The exhibition “From Black and White to Color” at Paris’  Fondation Henri Cartier Bresson revisits William Eggleston’s early color classics along with lesser known black and white work (to December 21, 2014). In addition to vintage color dye transfer prints the exhibition includes one of Eggleston’s new large size digital prints. A print from this series “Memphis (Tricycle)” sold recently at a Christie’s auction for $578,500. The 2012 Christie’s auction sold 36 of Eggleston’s digital pigment prints fetching 5.9 million dollars.

Eggleston along with such photographers as Stephen Shore is credited with increasing the recognition of color photography as a legitimate artistic medium to display in art galleries. His solo exhibition at MoMA in 1976 is considered a watershed moment in the history of photography.  He paved the way for other contemporary photographers such as Martin Parr, Nan Goldin and Jeff Wall. But at the time some critics hated the MoMA show. A New York Times art critic called Eggleston’s pictures banal and boring with “dismal figures inhabiting a commonplace world of little visual interest.”

First photographing in black-and-white, Eggleston began experimenting with color in 1965. He says his early influences include Robert Frank and Henri Cartier Bresson’s book “The Decisive Moment.” About the book Eggleston said it was “the first serious book I found, from many awful books… I didn’t understand it a bit, and then it sank in, and I realized, my God, this is a great one.”

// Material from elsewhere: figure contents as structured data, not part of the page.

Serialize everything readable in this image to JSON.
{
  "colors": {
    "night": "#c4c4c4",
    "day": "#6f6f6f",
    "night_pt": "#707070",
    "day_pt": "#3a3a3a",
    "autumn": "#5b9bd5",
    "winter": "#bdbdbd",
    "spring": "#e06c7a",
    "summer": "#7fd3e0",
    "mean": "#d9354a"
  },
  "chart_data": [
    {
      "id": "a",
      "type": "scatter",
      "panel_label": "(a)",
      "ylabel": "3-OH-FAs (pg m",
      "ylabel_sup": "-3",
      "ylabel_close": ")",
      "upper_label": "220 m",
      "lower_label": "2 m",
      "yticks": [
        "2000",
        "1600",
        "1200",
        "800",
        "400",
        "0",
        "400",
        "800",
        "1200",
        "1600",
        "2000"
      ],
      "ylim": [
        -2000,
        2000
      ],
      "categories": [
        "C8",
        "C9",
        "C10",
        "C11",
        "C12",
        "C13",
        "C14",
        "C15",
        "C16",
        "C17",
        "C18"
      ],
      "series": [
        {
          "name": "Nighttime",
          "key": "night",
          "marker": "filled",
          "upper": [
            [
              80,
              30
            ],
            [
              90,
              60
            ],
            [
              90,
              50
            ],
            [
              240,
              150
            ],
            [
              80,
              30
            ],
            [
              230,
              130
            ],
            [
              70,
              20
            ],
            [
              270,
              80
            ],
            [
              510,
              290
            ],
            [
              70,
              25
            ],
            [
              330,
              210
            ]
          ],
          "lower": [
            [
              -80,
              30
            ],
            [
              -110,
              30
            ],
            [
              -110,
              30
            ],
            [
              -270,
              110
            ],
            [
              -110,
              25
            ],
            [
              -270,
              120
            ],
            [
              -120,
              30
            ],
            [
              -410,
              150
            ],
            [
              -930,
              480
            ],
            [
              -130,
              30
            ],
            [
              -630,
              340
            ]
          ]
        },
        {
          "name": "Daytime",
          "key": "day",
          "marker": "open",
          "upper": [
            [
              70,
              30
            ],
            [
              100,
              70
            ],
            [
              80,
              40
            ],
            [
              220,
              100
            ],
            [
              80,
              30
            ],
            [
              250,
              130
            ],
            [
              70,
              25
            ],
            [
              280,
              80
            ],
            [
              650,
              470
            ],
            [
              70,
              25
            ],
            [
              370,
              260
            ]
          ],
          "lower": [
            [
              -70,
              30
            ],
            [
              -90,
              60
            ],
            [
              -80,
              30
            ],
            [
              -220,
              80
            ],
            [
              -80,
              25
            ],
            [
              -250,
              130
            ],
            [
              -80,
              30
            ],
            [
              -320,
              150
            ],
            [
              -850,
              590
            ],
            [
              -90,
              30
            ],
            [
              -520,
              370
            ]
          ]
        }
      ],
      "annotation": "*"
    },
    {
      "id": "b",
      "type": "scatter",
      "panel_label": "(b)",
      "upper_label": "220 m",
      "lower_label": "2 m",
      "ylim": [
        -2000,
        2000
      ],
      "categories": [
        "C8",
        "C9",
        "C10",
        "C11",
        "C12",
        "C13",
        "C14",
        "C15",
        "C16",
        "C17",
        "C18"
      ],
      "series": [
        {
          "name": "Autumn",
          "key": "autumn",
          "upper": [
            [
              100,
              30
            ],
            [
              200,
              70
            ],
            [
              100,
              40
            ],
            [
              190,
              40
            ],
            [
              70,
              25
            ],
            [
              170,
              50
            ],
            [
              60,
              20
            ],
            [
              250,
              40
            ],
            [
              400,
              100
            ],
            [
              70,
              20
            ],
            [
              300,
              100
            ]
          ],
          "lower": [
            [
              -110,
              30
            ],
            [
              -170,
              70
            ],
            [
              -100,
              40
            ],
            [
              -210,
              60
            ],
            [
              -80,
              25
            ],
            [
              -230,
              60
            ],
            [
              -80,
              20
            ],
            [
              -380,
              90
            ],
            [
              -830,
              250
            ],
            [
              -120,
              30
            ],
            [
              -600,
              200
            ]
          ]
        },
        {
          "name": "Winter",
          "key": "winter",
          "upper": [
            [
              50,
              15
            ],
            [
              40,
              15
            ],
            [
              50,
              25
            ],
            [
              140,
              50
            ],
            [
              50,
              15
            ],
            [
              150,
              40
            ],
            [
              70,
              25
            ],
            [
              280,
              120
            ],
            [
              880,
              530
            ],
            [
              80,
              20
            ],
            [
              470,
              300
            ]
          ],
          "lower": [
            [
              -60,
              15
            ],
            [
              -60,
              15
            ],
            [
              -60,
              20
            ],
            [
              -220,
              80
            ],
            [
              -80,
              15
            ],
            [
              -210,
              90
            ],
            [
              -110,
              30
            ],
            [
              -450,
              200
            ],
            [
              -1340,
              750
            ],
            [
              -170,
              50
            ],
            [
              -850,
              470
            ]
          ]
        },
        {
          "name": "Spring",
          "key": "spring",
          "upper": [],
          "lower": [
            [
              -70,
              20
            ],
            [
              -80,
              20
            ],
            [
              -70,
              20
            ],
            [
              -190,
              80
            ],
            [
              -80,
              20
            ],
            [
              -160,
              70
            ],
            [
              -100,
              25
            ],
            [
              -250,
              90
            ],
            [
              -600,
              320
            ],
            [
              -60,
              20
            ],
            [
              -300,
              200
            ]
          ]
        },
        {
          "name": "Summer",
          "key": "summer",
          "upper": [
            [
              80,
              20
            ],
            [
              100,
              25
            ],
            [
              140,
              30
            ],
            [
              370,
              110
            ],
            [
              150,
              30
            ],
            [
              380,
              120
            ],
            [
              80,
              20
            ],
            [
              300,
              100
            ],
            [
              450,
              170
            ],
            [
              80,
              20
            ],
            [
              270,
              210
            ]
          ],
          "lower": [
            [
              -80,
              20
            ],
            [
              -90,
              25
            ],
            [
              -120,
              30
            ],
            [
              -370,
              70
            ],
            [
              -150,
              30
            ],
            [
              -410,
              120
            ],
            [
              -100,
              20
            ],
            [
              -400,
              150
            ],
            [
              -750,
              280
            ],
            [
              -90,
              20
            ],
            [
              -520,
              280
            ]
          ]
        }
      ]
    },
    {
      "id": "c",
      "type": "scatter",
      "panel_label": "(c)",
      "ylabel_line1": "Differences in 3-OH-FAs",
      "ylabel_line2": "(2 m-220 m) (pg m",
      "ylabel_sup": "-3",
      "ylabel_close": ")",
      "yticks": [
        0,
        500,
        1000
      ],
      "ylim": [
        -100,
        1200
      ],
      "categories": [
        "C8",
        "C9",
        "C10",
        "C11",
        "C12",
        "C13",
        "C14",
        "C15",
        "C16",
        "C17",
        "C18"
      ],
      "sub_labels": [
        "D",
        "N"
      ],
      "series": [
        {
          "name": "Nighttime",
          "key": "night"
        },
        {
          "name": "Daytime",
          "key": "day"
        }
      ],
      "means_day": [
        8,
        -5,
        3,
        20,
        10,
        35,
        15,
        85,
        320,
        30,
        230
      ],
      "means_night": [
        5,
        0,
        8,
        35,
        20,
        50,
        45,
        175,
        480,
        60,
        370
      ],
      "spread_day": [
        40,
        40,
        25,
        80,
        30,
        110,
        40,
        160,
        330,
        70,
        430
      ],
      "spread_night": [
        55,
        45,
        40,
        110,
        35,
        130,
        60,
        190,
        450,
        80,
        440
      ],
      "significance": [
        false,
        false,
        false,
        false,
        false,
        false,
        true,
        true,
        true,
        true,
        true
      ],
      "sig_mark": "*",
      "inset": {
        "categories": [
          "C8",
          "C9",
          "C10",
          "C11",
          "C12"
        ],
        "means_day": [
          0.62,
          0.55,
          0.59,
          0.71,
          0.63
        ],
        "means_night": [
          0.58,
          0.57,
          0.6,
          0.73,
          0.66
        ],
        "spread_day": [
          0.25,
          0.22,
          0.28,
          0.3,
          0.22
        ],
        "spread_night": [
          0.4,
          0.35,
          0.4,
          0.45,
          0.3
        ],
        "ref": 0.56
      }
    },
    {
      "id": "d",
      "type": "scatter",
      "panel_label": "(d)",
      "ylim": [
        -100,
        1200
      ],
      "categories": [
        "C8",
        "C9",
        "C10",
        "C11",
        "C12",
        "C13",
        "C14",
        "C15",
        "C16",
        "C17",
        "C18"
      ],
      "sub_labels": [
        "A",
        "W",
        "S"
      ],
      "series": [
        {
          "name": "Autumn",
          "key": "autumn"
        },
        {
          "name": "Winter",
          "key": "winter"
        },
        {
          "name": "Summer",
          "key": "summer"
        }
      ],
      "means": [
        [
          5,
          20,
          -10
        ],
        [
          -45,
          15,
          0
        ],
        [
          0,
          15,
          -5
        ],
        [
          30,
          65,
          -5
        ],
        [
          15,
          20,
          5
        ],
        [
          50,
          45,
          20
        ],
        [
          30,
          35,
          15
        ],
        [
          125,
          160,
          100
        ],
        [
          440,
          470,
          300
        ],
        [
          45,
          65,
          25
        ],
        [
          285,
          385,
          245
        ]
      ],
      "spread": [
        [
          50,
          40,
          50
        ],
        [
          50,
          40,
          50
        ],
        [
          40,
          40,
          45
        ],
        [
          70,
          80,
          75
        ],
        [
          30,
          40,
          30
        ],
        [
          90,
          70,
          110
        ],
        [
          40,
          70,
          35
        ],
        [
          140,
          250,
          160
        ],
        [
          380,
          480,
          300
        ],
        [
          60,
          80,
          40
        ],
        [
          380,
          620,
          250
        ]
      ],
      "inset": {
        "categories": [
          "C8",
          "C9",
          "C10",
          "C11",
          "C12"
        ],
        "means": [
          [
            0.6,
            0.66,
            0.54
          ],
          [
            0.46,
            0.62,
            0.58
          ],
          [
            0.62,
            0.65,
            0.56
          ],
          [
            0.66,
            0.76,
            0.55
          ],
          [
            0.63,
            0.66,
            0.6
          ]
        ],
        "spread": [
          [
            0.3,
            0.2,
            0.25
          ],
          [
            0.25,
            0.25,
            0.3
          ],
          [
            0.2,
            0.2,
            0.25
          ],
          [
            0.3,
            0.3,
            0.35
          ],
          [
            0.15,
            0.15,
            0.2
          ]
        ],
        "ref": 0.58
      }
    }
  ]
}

The Memphis photographer went on to create a new “Post Modern-Post Bresson” aesthetic using what he calls a “democratic camera” where all subjects are of equal importance. Says Eggleston “I had this notion of what I called a democratic way of looking around, that nothing was more or less important.”  Eggleston’s mature work is characterized by its ordinary subject-matter. From street signs, to blue ceilings to discarded air-conditioners he sees beauty in the mundane. Says Eggelston  “You can take a good picture of anything. A bad one, too.”